According to The Verge, cybersecurity experts at Check Point Research have detected “multiple vulnerabilities” within video sharing app TikTok. These flaws demonstrated the social media app’s insecurity. This adds to the additional scrutiny that the Chinese-owned company has come under, in relation to data and privacy matters.
These concerns, CBC reports, have led some U.S. politicians to take the view that TikTok (owned by ByteDance), represents a national security threat.

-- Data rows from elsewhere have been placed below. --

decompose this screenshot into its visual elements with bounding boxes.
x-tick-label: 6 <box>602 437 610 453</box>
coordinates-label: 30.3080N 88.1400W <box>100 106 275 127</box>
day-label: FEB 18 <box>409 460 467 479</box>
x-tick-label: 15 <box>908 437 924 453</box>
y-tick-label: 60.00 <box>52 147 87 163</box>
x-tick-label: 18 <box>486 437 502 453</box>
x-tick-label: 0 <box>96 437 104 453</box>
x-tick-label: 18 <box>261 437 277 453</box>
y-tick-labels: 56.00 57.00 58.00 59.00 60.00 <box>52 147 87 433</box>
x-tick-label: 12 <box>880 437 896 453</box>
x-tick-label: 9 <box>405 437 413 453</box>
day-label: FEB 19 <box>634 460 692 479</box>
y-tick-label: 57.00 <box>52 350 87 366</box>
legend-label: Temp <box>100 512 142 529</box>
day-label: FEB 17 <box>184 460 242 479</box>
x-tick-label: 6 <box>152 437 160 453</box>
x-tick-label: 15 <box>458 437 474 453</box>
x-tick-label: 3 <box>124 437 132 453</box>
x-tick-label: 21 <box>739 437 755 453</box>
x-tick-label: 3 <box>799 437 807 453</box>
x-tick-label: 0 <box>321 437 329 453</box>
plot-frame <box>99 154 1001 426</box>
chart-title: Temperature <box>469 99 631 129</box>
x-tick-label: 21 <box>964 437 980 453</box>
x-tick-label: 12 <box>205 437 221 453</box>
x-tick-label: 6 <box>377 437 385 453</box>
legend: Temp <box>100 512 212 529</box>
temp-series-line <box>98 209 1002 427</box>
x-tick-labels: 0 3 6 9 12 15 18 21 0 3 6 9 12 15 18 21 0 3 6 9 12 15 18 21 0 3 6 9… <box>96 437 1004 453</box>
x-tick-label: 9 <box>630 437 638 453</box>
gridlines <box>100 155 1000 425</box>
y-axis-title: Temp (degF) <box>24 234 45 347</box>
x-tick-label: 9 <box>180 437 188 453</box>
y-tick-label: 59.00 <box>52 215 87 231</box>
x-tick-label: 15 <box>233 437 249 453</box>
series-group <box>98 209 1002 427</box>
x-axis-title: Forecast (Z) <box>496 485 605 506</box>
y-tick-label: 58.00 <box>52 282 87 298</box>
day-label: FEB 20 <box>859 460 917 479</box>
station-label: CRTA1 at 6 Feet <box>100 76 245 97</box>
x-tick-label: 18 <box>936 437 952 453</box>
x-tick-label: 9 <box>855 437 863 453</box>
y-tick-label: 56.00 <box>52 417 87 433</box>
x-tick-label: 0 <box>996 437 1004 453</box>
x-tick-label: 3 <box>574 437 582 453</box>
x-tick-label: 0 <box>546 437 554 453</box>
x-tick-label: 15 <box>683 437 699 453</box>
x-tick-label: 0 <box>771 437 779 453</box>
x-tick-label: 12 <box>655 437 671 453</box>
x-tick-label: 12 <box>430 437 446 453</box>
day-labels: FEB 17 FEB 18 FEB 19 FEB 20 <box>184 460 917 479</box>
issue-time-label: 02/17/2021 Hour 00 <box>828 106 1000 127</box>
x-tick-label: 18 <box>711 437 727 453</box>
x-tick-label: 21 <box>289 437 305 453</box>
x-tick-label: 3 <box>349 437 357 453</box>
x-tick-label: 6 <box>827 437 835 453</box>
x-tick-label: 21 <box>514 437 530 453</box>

One of the flaws is through the TikTok website, which allows users to send a text message to themselves containing a link to download its app on their devices. This, CISO Mag says, could lead to user data exploitation for malicious purposes.
To understand more, Digital Journal spoke with Executive Director Greg Wendt of Appsian. Wendt sets out why identity theft is especially concerning for mobile apps and why traditional login credentials are no longer effective.
According to Wednt, all social media remains at risk from hacking: “As long as its economically viable to steal identities – hackers will constantly look to evolve their tactics.”
However, some platforms are more at risk than others, such as TikTok: “This is especially troubling with mobile apps, where users are conditioned to receive notifications and alerts via SMS. If a hacker has your phone number, they essentially have a highly effective channel for corrupting your credentials (for a multitude of apps.)”
In terms of what actions should be taken, the correction requires a better understanding of use preferences, as Wednt explains: “Organizations must understand that in a connected, global economy – a person’s identity is ultimately the perimeter of an application. Usernames and passwords as a primary authentication model are not effective and additional authentication measures must be implemented – especially if access is coming from an unusual location.”